Friday, September 23, 2011

Attention 'Grey's' Writers: Don't Make Meredith Grey a Victim. Again.

I expressed my frustration with the season eight premiere of Grey’s Anatomy in my review over on CliqueClack TV, “McDreamy is dead to me.” My chief complaint: That Derek Shepherd was a sanctimonious, calloused cold fish who abandoned his wife in her time of need. Again. (A few years ago, after the house of candles and Post-It “wedding,” showrunner Shonda Rhimes had promised viewers that Meredith and Derek were “together forever.” There’s apparently been a change of heart.)

The more I thought about it, the more aggravated I became about what’s happened to one of the few female lead characters in a drama. In a mere two hour span, Meredith Grey lost her job (because she’d tampered with Derek’s Alzheimer’s clinical trial in order to help a friend), saw her husband abandon her, got her job back (because the Chief, whose wife Meredith’s meddling benefited, took the fall for her) and then lost custody of her adopted daughter.

Why do the writers seem determined to grind Meredith Grey into the dirt? Let’s review what this character has endured since she graduated from law school and began her surgical internship in the shadow of her renowned surgeon mother:



She fell in love with a man who didn’t tell her that he was married. This man then dumped her, after she begged him to pick her, so he could give his marriage another try, then called Meredith a whore when she started dating and sleeping with other people.

She learned that the chief of surgery had a lengthy affair with her mother that led to the demise of her parents’ marriage.



She risked her life to extract a live bomb from a patient’s chest cavity and then watched the guy from the bomb squad (Kyle Chandler from Friday Night Lights) blow up, literally.

She learned that her father, Thatcher Grey, had created a brand new family and had doted on his daughters, while Meredith never saw him once he divorced her mother.



Her Alzheimer-ridden mother Ellis, who’d ignored her daughter for most of her life, told Meredith in one of her rare, final moments of lucidity that Meredith had disappointed her because she was “ordinary” and had done nothing special with her life.



She allowed herself to sink into the water after she was accidentally knocked in following a ferryboat crash. Meredith nearly drowned, just as her own mother died, hours later in Seattle Grace while Meredith was unconscious.



After she treated her stepmother in the hospital for a case of hiccups gone horribly awry and the stepmother died, her father hit Meredith in the face, later banned her from the funeral, holding her personally responsible for what happened. He later fell off the wagon and showed up at the hospital completely drunk.



Her boyfriend, who eventually left his wife Addison for Meredith, started dating other people after Meredith told him she wasn’t quite ready to commit to marriage yet but wanted to be with him. (It should be noted that Derek's demands that she commit or else he was off to date others occurred not long after the bomb squad guy had blown up, after her mother died, after Meredith nearly drowned and after her father blamed her for his wife's death and then started drinking again.)

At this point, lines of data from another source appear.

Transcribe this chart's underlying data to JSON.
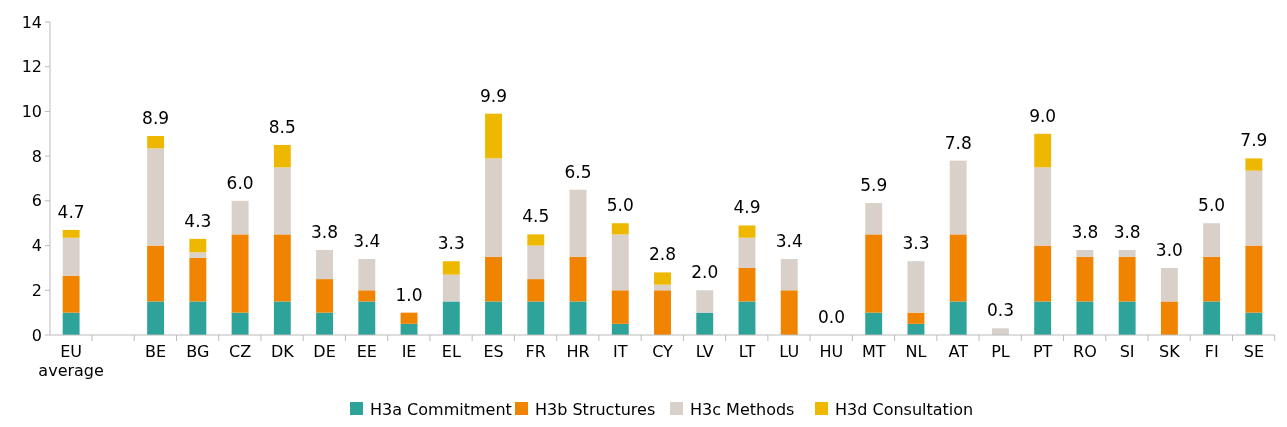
{
  "chart_data": {
    "type": "bar",
    "stacked": true,
    "categories": [
      "EU average",
      null,
      "BE",
      "BG",
      "CZ",
      "DK",
      "DE",
      "EE",
      "IE",
      "EL",
      "ES",
      "FR",
      "HR",
      "IT",
      "CY",
      "LV",
      "LT",
      "LU",
      "HU",
      "MT",
      "NL",
      "AT",
      "PL",
      "PT",
      "RO",
      "SI",
      "SK",
      "FI",
      "SE"
    ],
    "series": [
      {
        "name": "H3a Commitment",
        "color": "#2ea39a",
        "values": [
          1.0,
          null,
          1.5,
          1.5,
          1.0,
          1.5,
          1.0,
          1.5,
          0.5,
          1.5,
          1.5,
          1.5,
          1.5,
          0.5,
          0,
          1.0,
          1.5,
          0,
          0,
          1.0,
          0.5,
          1.5,
          0,
          1.5,
          1.5,
          1.5,
          0,
          1.5,
          1.0
        ]
      },
      {
        "name": "H3b Structures",
        "color": "#f08300",
        "values": [
          1.65,
          null,
          2.5,
          1.95,
          3.5,
          3.0,
          1.5,
          0.5,
          0.5,
          0,
          2.0,
          1.0,
          2.0,
          1.5,
          2.0,
          0,
          1.5,
          2.0,
          0,
          3.5,
          0.5,
          3.0,
          0,
          2.5,
          2.0,
          2.0,
          1.5,
          2.0,
          3.0
        ]
      },
      {
        "name": "H3c Methods",
        "color": "#d8d0c9",
        "values": [
          1.7,
          null,
          4.35,
          0.25,
          1.5,
          3.0,
          1.3,
          1.4,
          0,
          1.2,
          4.4,
          1.5,
          3.0,
          2.5,
          0.25,
          1.0,
          1.35,
          1.4,
          0,
          1.4,
          2.3,
          3.3,
          0.3,
          3.5,
          0.3,
          0.3,
          1.5,
          1.5,
          3.35
        ]
      },
      {
        "name": "H3d Consultation",
        "color": "#efb800",
        "values": [
          0.35,
          null,
          0.55,
          0.6,
          0,
          1.0,
          0,
          0,
          0,
          0.6,
          2.0,
          0.5,
          0,
          0.5,
          0.55,
          0,
          0.55,
          0,
          0,
          0,
          0,
          0,
          0,
          1.5,
          0,
          0,
          0,
          0,
          0.55
        ]
      }
    ],
    "totals": [
      "4.7",
      null,
      "8.9",
      "4.3",
      "6.0",
      "8.5",
      "3.8",
      "3.4",
      "1.0",
      "3.3",
      "9.9",
      "4.5",
      "6.5",
      "5.0",
      "2.8",
      "2.0",
      "4.9",
      "3.4",
      "0.0",
      "5.9",
      "3.3",
      "7.8",
      "0.3",
      "9.0",
      "3.8",
      "3.8",
      "3.0",
      "5.0",
      "7.9"
    ],
    "ylim": [
      0,
      14
    ],
    "yticks": [
      0,
      2,
      4,
      6,
      8,
      10,
      12,
      14
    ],
    "grid": false,
    "legend": "bottom"
  }
}
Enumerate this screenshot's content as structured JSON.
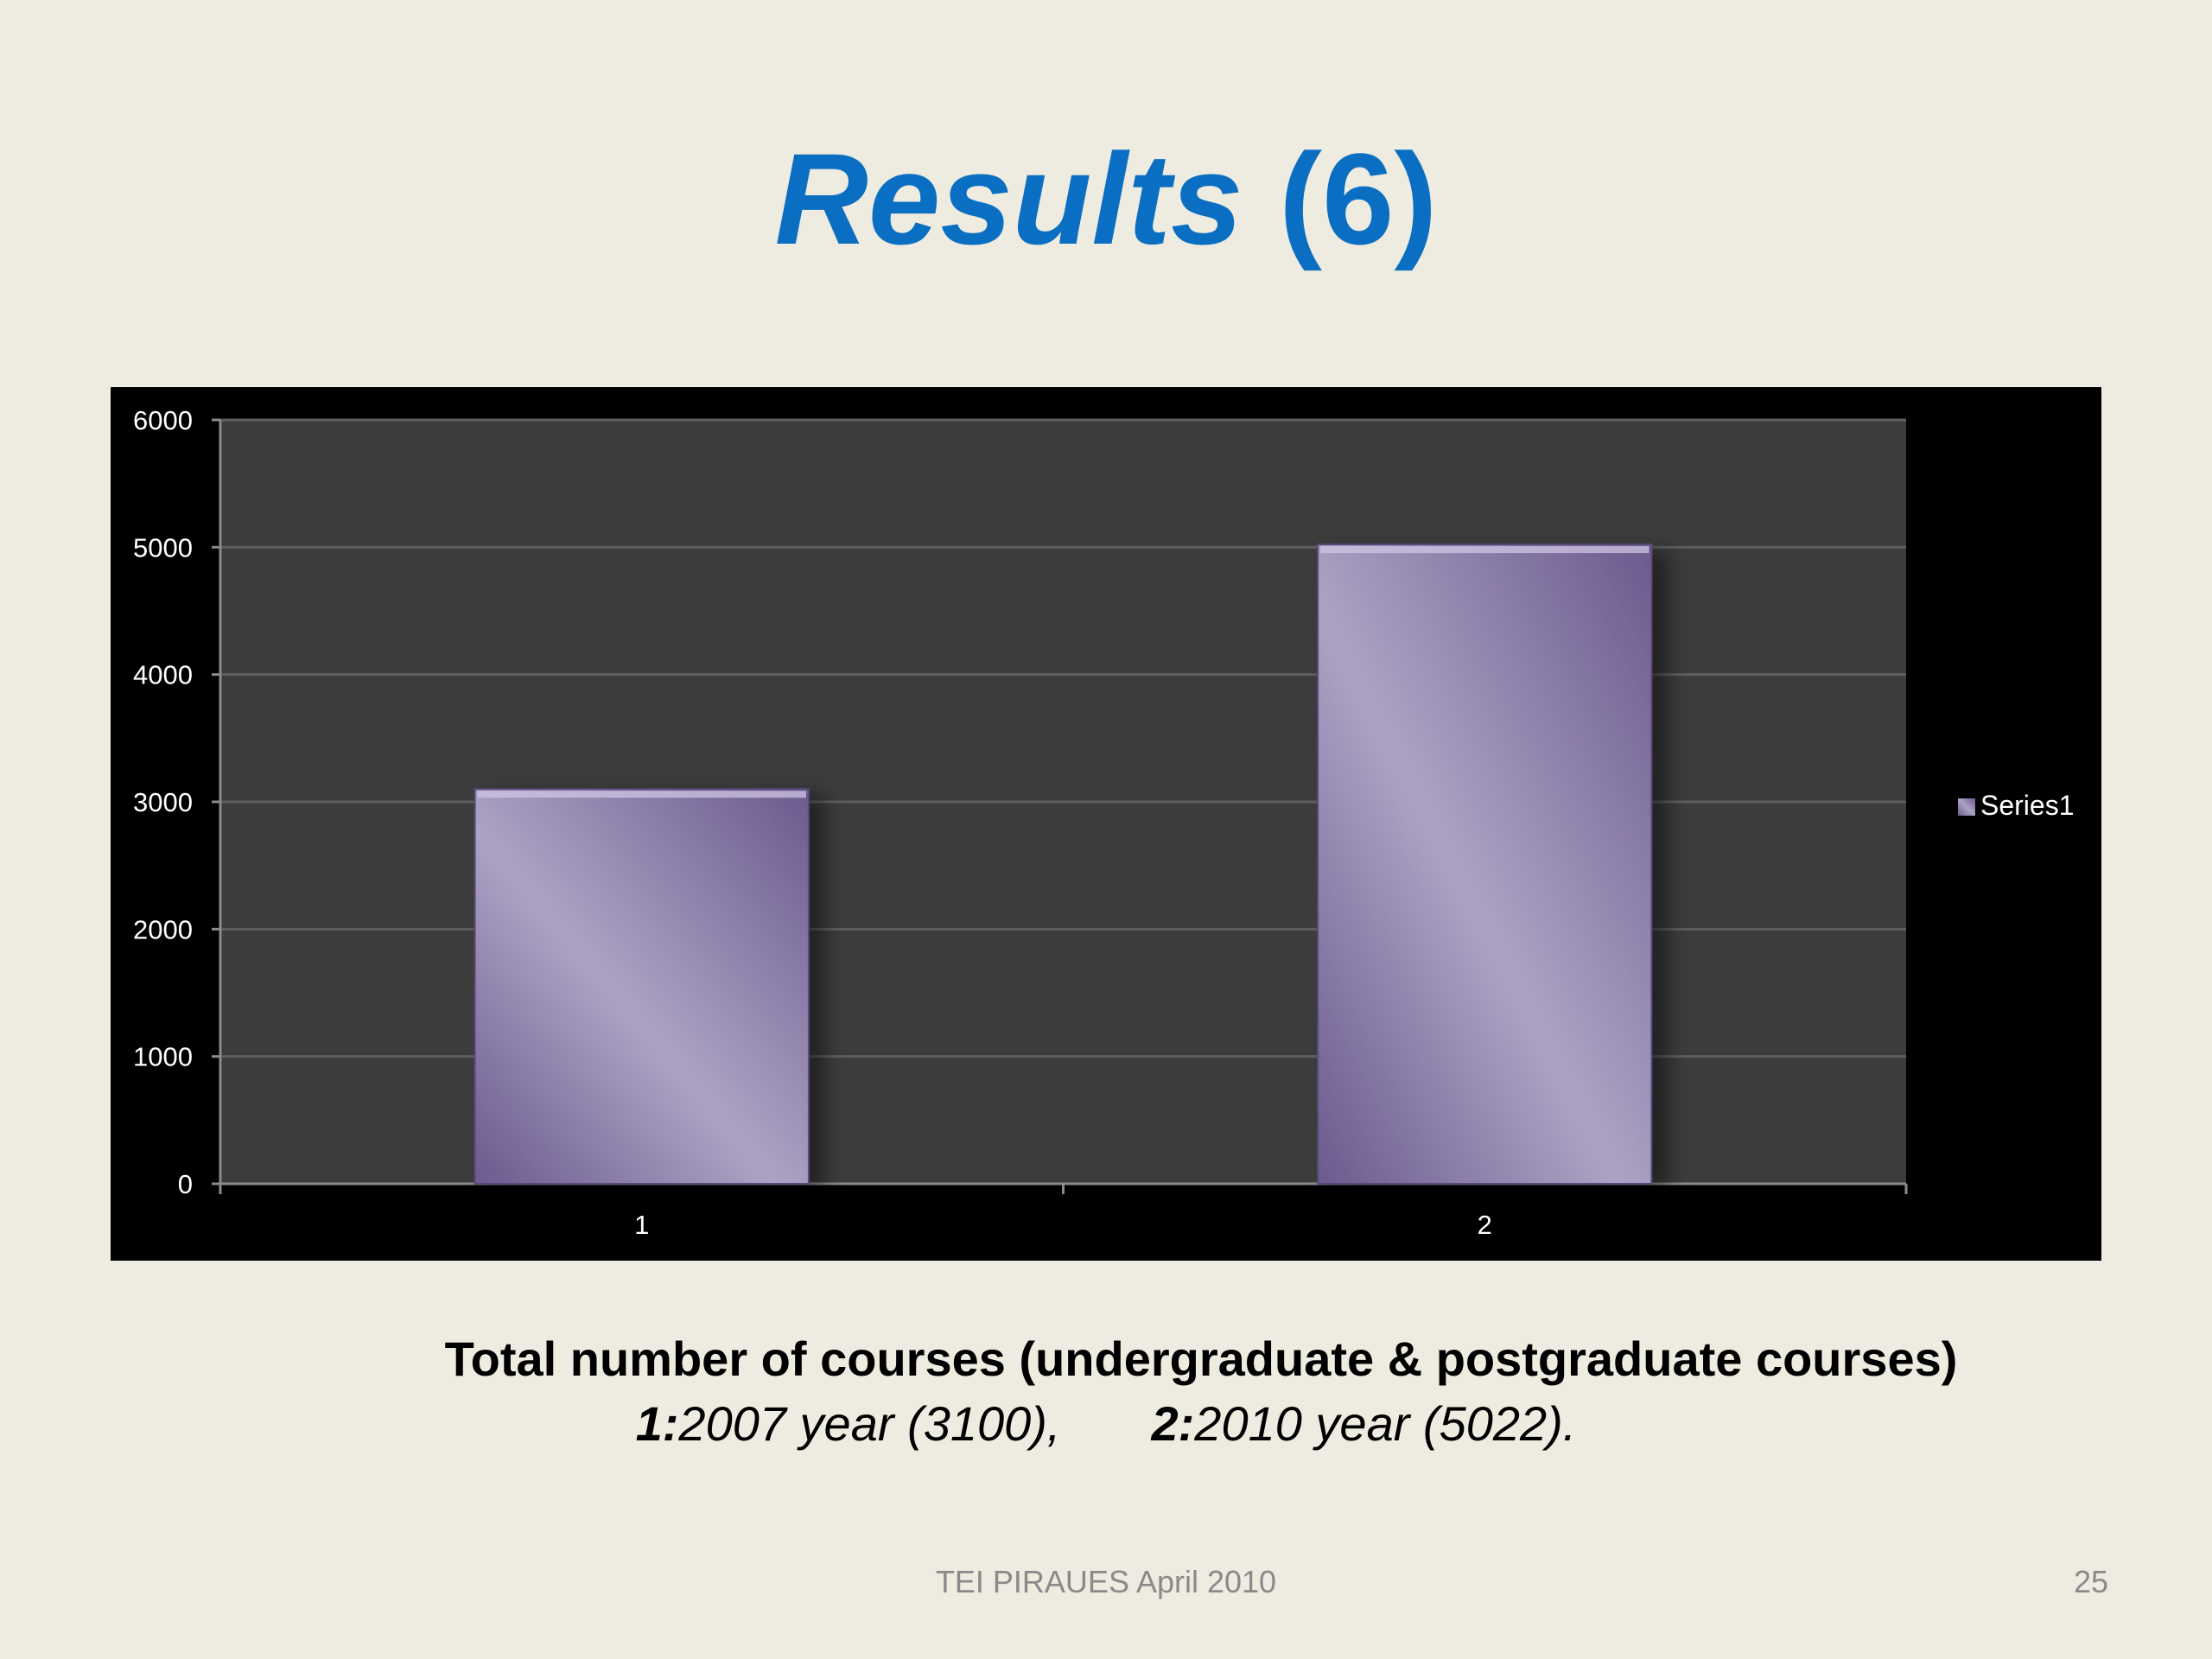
{
  "slide": {
    "title_main": "Results",
    "title_suffix": "(6)",
    "caption_title": "Total number of courses (undergraduate & postgraduate courses)",
    "caption_item1_key": "1:",
    "caption_item1_text": "2007 year (3100),",
    "caption_item2_key": "2:",
    "caption_item2_text": "2010 year (5022).",
    "footer": "TEI PIRAUES  April 2010",
    "page_number": "25"
  },
  "chart_data": {
    "type": "bar",
    "title": "",
    "xlabel": "",
    "ylabel": "",
    "categories": [
      "1",
      "2"
    ],
    "series": [
      {
        "name": "Series1",
        "values": [
          3100,
          5022
        ]
      }
    ],
    "ylim": [
      0,
      6000
    ],
    "yticks": [
      0,
      1000,
      2000,
      3000,
      4000,
      5000,
      6000
    ],
    "grid": true,
    "legend": "right",
    "colors": {
      "frame_background": "#000000",
      "plot_background": "#3C3C3C",
      "gridline": "#5E5E5E",
      "bar_light": "#ACA3C4",
      "bar_dark": "#6B5A8E",
      "axis_text": "#FFFFFF"
    }
  }
}
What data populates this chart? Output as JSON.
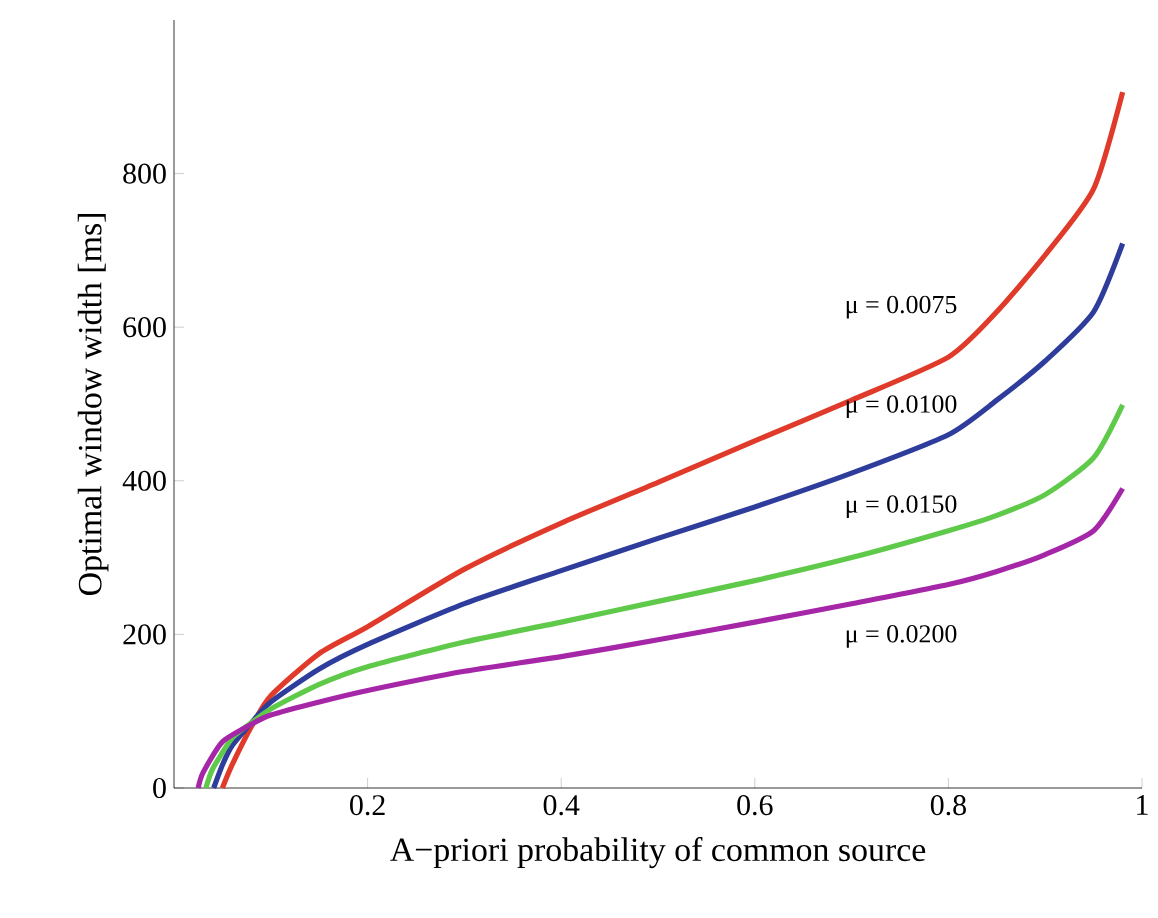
{
  "chart_data": {
    "type": "line",
    "xlabel": "A−priori probability of common source",
    "ylabel": "Optimal window width [ms]",
    "xlim": [
      0,
      1
    ],
    "ylim": [
      0,
      1000
    ],
    "xticks": [
      {
        "value": 0.2,
        "label": "0.2"
      },
      {
        "value": 0.4,
        "label": "0.4"
      },
      {
        "value": 0.6,
        "label": "0.6"
      },
      {
        "value": 0.8,
        "label": "0.8"
      },
      {
        "value": 1,
        "label": "1"
      }
    ],
    "yticks": [
      0,
      200,
      400,
      600,
      800
    ],
    "grid": false,
    "marker": "none",
    "line_style": "solid",
    "series": [
      {
        "name": "μ = 0.0075",
        "color": "#e03a2a",
        "x": [
          0.05,
          0.06,
          0.08,
          0.1,
          0.15,
          0.2,
          0.3,
          0.4,
          0.5,
          0.6,
          0.7,
          0.8,
          0.85,
          0.9,
          0.95,
          0.98
        ],
        "values": [
          0,
          30,
          80,
          120,
          175,
          210,
          285,
          345,
          398,
          452,
          505,
          561,
          620,
          694,
          780,
          906
        ]
      },
      {
        "name": "μ = 0.0100",
        "color": "#2e3d9c",
        "x": [
          0.041,
          0.05,
          0.06,
          0.08,
          0.1,
          0.15,
          0.2,
          0.3,
          0.4,
          0.5,
          0.6,
          0.7,
          0.8,
          0.85,
          0.9,
          0.95,
          0.98
        ],
        "values": [
          0,
          30,
          55,
          85,
          112,
          155,
          187,
          240,
          283,
          325,
          366,
          410,
          460,
          505,
          556,
          620,
          709
        ]
      },
      {
        "name": "μ = 0.0150",
        "color": "#5fc94a",
        "x": [
          0.033,
          0.04,
          0.06,
          0.08,
          0.1,
          0.15,
          0.2,
          0.3,
          0.4,
          0.5,
          0.6,
          0.7,
          0.8,
          0.85,
          0.9,
          0.95,
          0.98
        ],
        "values": [
          0,
          25,
          65,
          85,
          103,
          135,
          158,
          190,
          216,
          243,
          270,
          300,
          335,
          355,
          382,
          430,
          499
        ]
      },
      {
        "name": "μ = 0.0200",
        "color": "#a626a8",
        "x": [
          0.025,
          0.03,
          0.05,
          0.08,
          0.1,
          0.15,
          0.2,
          0.3,
          0.4,
          0.5,
          0.6,
          0.7,
          0.8,
          0.85,
          0.9,
          0.95,
          0.98
        ],
        "values": [
          0,
          20,
          60,
          83,
          95,
          112,
          127,
          152,
          171,
          193,
          216,
          240,
          265,
          282,
          304,
          335,
          390
        ]
      }
    ]
  }
}
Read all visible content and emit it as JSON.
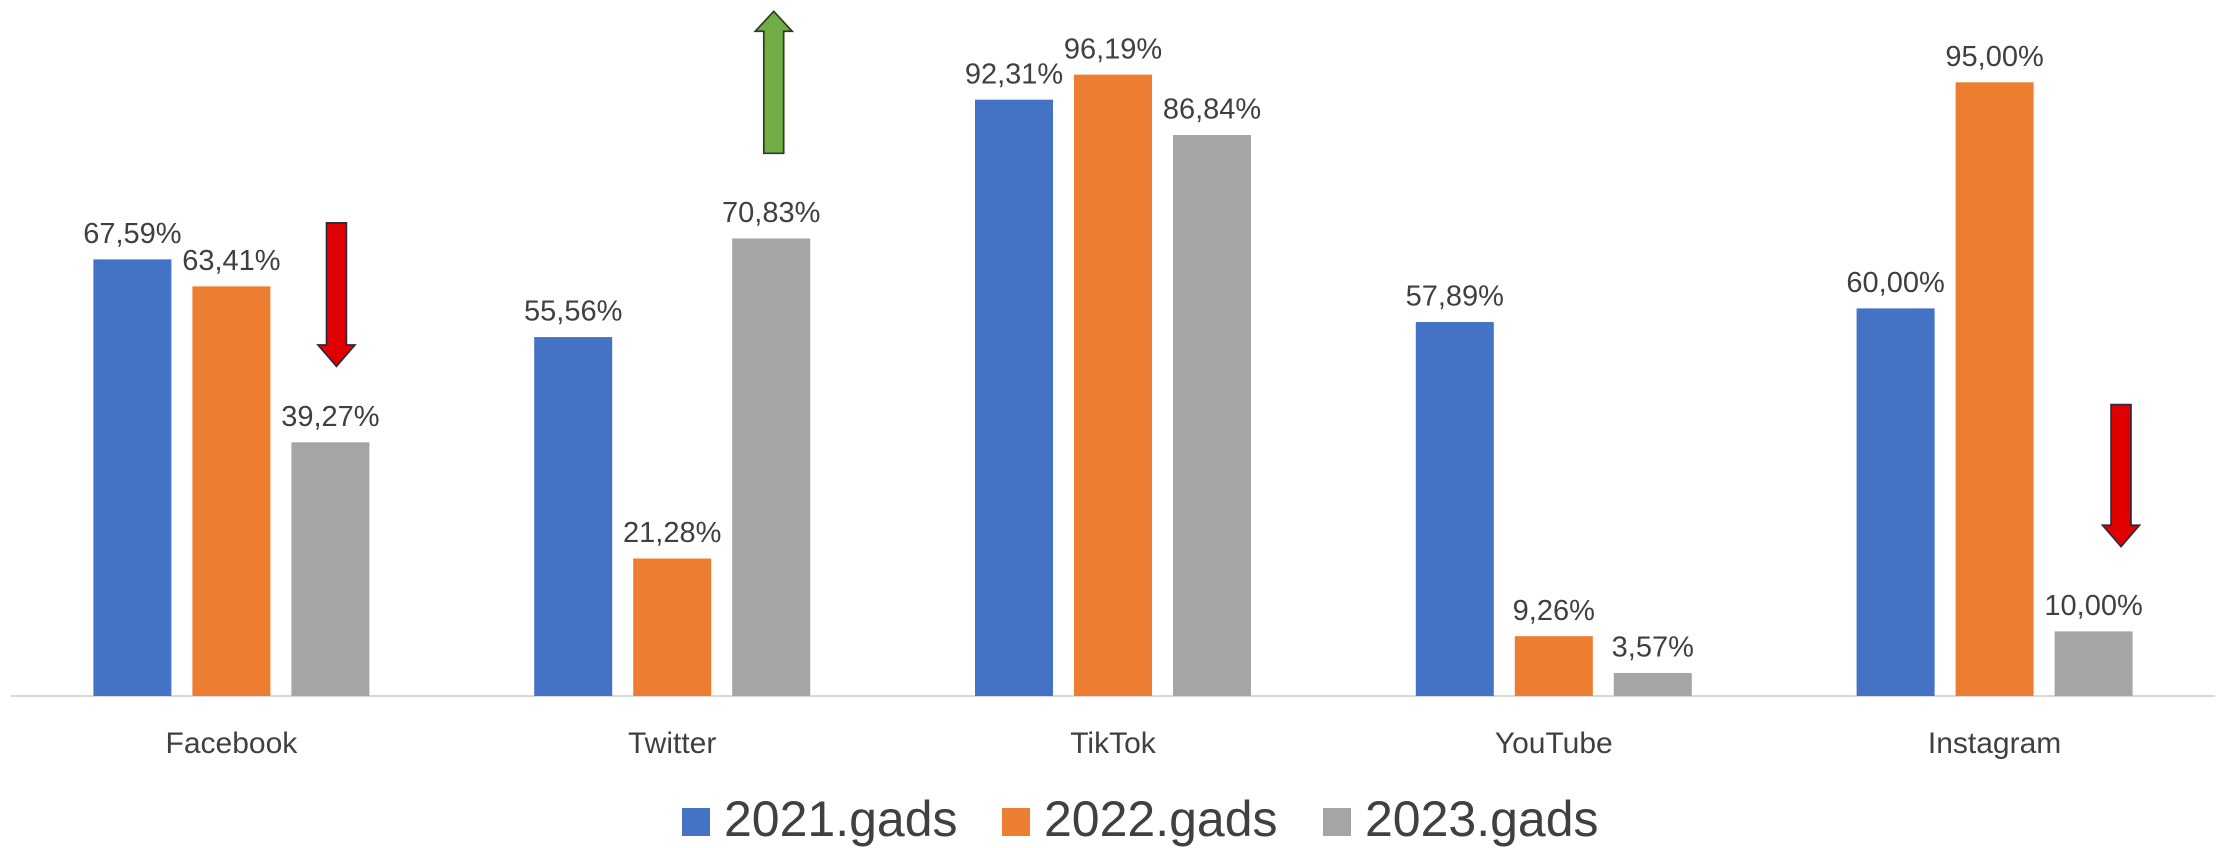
{
  "chart_data": {
    "type": "bar",
    "categories": [
      "Facebook",
      "Twitter",
      "TikTok",
      "YouTube",
      "Instagram"
    ],
    "series": [
      {
        "name": "2021.gads",
        "color": "#4472c4",
        "values": [
          67.59,
          55.56,
          92.31,
          57.89,
          60.0
        ],
        "value_labels": [
          "67,59%",
          "55,56%",
          "92,31%",
          "57,89%",
          "60,00%"
        ]
      },
      {
        "name": "2022.gads",
        "color": "#ed7d31",
        "values": [
          63.41,
          21.28,
          96.19,
          9.26,
          95.0
        ],
        "value_labels": [
          "63,41%",
          "21,28%",
          "96,19%",
          "9,26%",
          "95,00%"
        ]
      },
      {
        "name": "2023.gads",
        "color": "#a5a5a5",
        "values": [
          39.27,
          70.83,
          86.84,
          3.57,
          10.0
        ],
        "value_labels": [
          "39,27%",
          "70,83%",
          "86,84%",
          "3,57%",
          "10,00%"
        ]
      }
    ],
    "ylim": [
      0,
      100
    ]
  }
}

On the day she was going to tell her “Post-It Note” husband Derek that she was pregnant, he was shot in the chest by a gunman. When her colleagues were operating on Derek and the gunman demanded that they cease operating or be shot, Meredith offered herself up to the shooter be sacrificed instead of Derek and the other doctors. One of the surgeons messed around with some wires and made it look as though Derek had died on the table so the shooter would be satisfied and leave the room. Meanwhile, Meredith crumpled to the ground in enormous grief. Meredith regained her composure once she learned Derek wasn't dead and began operating on a fellow doctor who’d been shot. Then she had a miscarriage.

Her best friend Cristina wouldn’t speak to her for some time later as she was experiencing emotional difficulties after the shooting and blamed Meredith for it.

Meredith couldn’t get pregnant again, even after fertility treatments. When she and her husband Derek got the chance to adopt a baby, an error in her professional judgment led to not only her firing, but to her husband shunning her and to them both losing custody of that baby.

If all of this had happened to me in the span of a handful of years, I'd be balled up and sitting in a dark corner someplace.

I no longer wish to see Meredith Grey, an intelligent, talented, big hearted surgeon as a victim. What’s next, have Meredith Grey get early onset Alzheimer’s like her mother? Get cancer? Become an alcoholic like her father and her father-figure (Richard Webber)? Get hit by a bus? She could go the Dr. House route and either start abusing prescription drugs and then get locked up in a mental facility or ram a car through the front of Derek’s house-in-the-making then wind up in prison. Actually, I’d prefer to see Meredith crash her car into Derek’s unfinished house because then at least she wouldn’t be the one who was victimized. At least she’d be doing something other than getting crushed and let down by the people she loves.

1 comment:

Anonymous said...

This really bites-shone ra have you no heart or are you so entrenched in la la land that you have lost sight of reality?